Es hora de que el Estado promueva el regreso de los armeritas a través de proyectos de infraestructura productiva y social, y no a través del sofisma de construir un parque en una zona de riesgo a la que probablemente solo irán los armeritas cada año el 13 de noviembre. Hasta la tragedia, Armero era la ciudad más próspera de la región y puede que vuelva a serlo. Ésta es nuestra esperanza y nuestro proyecto de vida. Cuarenta años después, la tragedia de Armero ya no puede seguir siendo un archivo polvoriento ni un recuerdo de aniversarios. El abandono del Estado no se compensa con tributos, sino con decisiones.
Es hora de que el país entienda que la reparación no se logra con flores ni discursos, sino con justicia, identidad y territorio. No pedimos simpatía: exigimos memoria, dignidad y retorno. Porque una ciudad no muere bajo el barro mientras tenga esperanzas de volver a casa.
Armeritas piden un ‘lugar en el mundo’
Los familiares de las víctimas hablan de una de las grandes heridas abiertas.

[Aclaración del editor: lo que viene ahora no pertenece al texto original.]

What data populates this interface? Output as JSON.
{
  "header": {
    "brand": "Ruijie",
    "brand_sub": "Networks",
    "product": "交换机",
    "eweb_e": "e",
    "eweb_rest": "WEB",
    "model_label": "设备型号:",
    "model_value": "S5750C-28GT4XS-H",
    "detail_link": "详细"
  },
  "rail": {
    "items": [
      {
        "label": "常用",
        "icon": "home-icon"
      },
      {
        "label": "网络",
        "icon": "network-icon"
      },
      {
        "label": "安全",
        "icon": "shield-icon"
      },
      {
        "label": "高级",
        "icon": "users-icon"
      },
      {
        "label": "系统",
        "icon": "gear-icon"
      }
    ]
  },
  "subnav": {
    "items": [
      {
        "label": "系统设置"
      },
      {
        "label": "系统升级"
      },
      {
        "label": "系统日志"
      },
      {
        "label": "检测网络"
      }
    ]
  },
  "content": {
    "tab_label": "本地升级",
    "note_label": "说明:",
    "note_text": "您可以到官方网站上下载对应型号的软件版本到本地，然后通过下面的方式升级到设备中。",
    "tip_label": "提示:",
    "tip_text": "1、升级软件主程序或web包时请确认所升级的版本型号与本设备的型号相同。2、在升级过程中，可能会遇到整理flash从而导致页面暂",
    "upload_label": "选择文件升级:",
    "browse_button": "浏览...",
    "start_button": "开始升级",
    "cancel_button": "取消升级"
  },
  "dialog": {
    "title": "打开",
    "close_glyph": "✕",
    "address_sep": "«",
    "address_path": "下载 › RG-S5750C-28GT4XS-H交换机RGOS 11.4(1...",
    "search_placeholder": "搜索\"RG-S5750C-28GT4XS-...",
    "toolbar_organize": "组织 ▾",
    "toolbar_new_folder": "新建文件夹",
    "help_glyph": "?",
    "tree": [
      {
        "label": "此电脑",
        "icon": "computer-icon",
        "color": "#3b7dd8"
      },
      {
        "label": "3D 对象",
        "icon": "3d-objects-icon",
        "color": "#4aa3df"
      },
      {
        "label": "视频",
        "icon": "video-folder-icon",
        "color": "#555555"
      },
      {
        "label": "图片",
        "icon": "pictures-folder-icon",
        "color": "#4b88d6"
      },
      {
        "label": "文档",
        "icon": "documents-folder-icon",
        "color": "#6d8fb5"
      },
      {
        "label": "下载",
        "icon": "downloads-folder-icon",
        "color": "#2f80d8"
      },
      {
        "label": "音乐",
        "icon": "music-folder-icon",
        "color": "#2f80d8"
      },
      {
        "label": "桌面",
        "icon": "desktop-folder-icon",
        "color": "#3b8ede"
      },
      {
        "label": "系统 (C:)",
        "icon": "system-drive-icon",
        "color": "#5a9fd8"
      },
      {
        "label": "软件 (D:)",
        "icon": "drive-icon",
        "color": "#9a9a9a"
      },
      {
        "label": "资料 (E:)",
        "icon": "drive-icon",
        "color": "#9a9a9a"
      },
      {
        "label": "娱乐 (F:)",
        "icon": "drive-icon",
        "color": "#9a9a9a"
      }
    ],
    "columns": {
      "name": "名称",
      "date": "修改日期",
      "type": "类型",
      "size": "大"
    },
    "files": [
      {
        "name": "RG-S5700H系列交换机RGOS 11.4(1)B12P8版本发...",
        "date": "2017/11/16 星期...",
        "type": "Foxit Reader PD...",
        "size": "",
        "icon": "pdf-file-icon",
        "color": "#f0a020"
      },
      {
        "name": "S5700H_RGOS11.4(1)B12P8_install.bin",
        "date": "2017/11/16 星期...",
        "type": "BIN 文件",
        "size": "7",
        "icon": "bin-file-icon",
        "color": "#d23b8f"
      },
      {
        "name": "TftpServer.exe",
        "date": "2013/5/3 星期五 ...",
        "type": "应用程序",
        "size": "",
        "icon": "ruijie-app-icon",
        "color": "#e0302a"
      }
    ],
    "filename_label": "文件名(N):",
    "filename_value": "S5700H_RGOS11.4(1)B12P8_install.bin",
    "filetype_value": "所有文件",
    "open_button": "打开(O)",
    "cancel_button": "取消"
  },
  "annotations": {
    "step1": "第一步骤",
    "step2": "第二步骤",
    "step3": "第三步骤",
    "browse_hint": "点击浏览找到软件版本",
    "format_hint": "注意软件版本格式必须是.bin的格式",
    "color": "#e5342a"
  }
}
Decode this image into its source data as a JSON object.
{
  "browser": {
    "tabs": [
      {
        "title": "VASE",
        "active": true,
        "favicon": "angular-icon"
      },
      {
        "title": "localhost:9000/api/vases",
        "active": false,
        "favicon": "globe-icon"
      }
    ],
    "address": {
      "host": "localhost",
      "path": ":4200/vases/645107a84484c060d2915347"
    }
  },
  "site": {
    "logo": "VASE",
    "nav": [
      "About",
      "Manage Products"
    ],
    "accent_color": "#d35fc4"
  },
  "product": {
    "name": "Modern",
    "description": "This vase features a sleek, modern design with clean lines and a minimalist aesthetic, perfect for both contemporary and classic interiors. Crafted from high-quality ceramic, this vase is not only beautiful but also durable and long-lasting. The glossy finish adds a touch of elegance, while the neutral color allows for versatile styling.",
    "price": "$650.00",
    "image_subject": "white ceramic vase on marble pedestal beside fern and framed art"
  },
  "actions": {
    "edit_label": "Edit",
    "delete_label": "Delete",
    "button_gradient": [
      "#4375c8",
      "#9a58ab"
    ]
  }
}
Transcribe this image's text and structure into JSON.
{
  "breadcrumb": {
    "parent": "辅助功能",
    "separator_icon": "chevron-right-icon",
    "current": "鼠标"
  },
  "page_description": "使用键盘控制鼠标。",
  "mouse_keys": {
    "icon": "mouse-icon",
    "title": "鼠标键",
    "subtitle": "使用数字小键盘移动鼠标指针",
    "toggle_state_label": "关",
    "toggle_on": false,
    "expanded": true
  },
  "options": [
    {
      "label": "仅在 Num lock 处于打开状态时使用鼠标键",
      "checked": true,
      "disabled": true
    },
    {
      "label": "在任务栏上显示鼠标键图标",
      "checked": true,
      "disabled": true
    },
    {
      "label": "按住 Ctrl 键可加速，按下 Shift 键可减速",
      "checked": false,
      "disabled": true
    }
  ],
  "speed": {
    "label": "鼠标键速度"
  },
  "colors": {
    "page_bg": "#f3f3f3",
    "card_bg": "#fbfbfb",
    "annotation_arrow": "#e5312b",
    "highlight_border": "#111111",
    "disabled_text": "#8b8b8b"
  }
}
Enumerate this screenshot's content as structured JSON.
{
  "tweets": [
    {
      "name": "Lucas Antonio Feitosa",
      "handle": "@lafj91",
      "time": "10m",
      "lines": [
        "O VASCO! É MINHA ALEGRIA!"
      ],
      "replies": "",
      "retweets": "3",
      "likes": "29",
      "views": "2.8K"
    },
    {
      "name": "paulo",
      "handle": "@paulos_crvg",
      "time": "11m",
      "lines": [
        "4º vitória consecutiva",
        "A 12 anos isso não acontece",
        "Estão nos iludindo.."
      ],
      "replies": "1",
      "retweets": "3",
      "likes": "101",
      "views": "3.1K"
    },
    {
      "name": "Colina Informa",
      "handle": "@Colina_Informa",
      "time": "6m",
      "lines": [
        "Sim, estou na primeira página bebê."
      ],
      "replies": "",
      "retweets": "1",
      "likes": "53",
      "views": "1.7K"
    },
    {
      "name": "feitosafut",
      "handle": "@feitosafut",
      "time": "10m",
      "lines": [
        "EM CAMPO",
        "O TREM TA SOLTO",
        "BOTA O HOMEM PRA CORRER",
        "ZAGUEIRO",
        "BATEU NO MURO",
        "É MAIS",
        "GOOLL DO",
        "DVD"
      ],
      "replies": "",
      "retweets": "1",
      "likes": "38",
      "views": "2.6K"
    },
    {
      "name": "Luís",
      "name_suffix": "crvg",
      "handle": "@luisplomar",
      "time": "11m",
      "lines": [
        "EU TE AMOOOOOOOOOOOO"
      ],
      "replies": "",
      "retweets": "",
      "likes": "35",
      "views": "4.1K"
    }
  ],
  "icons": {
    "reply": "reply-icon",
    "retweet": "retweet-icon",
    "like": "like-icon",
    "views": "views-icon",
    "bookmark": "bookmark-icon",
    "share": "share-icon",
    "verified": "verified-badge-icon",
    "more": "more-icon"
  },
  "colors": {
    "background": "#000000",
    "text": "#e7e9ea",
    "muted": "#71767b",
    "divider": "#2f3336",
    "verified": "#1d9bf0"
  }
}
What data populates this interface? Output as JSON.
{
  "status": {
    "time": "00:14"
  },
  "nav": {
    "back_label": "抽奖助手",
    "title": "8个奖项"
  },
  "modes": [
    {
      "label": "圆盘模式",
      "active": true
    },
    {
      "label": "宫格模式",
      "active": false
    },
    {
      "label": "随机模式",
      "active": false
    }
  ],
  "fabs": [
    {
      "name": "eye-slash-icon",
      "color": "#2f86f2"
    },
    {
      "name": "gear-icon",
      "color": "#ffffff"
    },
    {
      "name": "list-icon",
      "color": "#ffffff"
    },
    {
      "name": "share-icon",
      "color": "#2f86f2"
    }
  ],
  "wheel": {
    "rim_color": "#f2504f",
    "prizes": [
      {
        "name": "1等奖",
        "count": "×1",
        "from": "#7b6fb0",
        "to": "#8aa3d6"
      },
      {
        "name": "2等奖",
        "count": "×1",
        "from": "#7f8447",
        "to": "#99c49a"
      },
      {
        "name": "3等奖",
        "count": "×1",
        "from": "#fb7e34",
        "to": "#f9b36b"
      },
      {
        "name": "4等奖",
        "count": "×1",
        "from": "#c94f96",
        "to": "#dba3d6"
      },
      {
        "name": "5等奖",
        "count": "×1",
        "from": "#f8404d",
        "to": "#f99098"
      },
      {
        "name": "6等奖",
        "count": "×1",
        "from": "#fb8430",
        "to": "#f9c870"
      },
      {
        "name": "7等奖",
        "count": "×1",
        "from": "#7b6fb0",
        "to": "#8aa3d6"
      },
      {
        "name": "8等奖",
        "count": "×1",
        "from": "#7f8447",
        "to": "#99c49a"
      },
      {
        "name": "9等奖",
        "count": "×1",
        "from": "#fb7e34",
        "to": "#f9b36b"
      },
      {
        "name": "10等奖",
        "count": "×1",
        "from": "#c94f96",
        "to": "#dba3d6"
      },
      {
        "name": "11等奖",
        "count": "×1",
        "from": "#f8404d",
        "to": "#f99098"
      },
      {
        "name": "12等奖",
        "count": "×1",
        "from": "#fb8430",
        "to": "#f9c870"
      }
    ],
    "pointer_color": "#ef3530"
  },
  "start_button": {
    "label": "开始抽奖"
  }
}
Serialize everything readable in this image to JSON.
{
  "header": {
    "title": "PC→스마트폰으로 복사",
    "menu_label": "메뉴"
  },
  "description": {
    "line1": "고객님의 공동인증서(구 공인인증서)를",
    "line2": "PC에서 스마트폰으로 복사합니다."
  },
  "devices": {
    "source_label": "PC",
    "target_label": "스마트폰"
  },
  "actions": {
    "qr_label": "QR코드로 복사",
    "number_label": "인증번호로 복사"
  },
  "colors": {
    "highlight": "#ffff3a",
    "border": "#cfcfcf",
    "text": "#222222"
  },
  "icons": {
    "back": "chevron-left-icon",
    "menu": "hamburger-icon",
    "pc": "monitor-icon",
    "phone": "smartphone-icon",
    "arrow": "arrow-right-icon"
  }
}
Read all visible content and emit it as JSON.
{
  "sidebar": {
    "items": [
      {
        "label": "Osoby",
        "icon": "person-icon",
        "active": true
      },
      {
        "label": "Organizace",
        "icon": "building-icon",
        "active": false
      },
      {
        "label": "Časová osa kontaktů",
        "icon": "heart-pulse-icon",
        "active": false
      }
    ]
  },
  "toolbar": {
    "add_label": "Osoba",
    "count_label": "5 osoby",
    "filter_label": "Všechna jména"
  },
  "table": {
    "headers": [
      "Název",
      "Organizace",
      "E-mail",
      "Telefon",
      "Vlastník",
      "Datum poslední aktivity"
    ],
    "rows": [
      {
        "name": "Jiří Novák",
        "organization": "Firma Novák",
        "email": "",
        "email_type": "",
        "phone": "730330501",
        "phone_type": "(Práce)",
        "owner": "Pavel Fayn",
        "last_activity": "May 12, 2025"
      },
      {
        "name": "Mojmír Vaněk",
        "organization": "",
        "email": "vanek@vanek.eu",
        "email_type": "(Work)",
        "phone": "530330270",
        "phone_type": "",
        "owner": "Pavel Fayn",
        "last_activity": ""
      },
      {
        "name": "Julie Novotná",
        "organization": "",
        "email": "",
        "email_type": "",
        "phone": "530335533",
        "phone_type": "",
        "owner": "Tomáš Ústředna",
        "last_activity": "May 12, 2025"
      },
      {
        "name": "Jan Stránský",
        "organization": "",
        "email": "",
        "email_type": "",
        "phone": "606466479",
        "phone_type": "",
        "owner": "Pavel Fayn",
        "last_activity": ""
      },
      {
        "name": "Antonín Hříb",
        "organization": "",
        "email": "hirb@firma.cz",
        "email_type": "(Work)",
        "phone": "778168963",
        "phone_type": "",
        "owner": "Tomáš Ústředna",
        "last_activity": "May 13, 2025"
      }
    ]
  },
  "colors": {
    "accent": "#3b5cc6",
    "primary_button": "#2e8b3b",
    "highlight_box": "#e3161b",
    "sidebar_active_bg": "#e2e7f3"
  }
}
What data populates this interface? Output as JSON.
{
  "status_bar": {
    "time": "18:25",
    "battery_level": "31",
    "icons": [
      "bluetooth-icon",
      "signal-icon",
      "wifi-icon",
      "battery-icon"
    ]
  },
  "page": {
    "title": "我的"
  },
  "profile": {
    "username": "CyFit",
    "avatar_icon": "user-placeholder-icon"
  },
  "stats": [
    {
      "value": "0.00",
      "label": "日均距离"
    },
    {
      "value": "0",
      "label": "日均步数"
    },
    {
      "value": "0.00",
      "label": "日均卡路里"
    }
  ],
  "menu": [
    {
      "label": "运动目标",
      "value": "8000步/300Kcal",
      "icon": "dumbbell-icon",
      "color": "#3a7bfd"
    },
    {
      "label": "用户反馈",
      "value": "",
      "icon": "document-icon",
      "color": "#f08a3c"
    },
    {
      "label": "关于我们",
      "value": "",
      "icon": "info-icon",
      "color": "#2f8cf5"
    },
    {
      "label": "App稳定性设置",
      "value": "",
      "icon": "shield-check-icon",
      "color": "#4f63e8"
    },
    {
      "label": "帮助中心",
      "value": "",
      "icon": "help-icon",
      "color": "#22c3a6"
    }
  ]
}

“Nos gustó todo de la ciudad y sus alrededores. Nos encantó el río Lagunilla, que provocó la tragedia”, dice Rodrigo Ariza, un periodista armeriano que, cuatro décadas después, se pregunta por la identidad de su ciudad que intentó ser sepultada por una avalancha. Además de la pérdida de gran parte de su familia, para él otra herida que sigue abierta es el hecho de que, como armeritas, ya no tiene una tierra a la que regresar: “No tenemos patria donde podamos decir que cuando sea viejo quiero morir en la tierra donde nací”. Muchos tuvieron que reubicarse donde fuera posible, con la esperanza de reconstruir las vidas que dejaron sepultadas bajo un espeso barro. También quedaron rastros de la esquiva cultura con la que empezaron a arraigarse en nuevos lugares. “Nos vimos obligados a asimilar muchos aspectos de la identidad de otras regiones”, añade Carlos Murad, un superviviente. En palabras de Jorge Mauricio Murad, “somos una nación dispersa que reconstruyó su sentido de pertenencia desde la memoria. Nos enviaron a diferentes lugares en lugar de una reconstrucción estructural de la comuna que dividió el tejido social”. La sombra de la tragedia todavía los persigue como una marca indeleble. Así lo explica Ana Deyssi Meneses, también armerita que sobrevivió a la tragedia. “Armero se ha convertido en un símbolo de dolor, pero también de resiliencia para superar la adversidad”. Para Rosa Cecilia de Murad, “la gran tristeza de regresar al lugar donde estuvo la ciudad es saber que nuestros seres queridos se han ido, pero este lugar destruido seguirá siendo Armero para siempre”.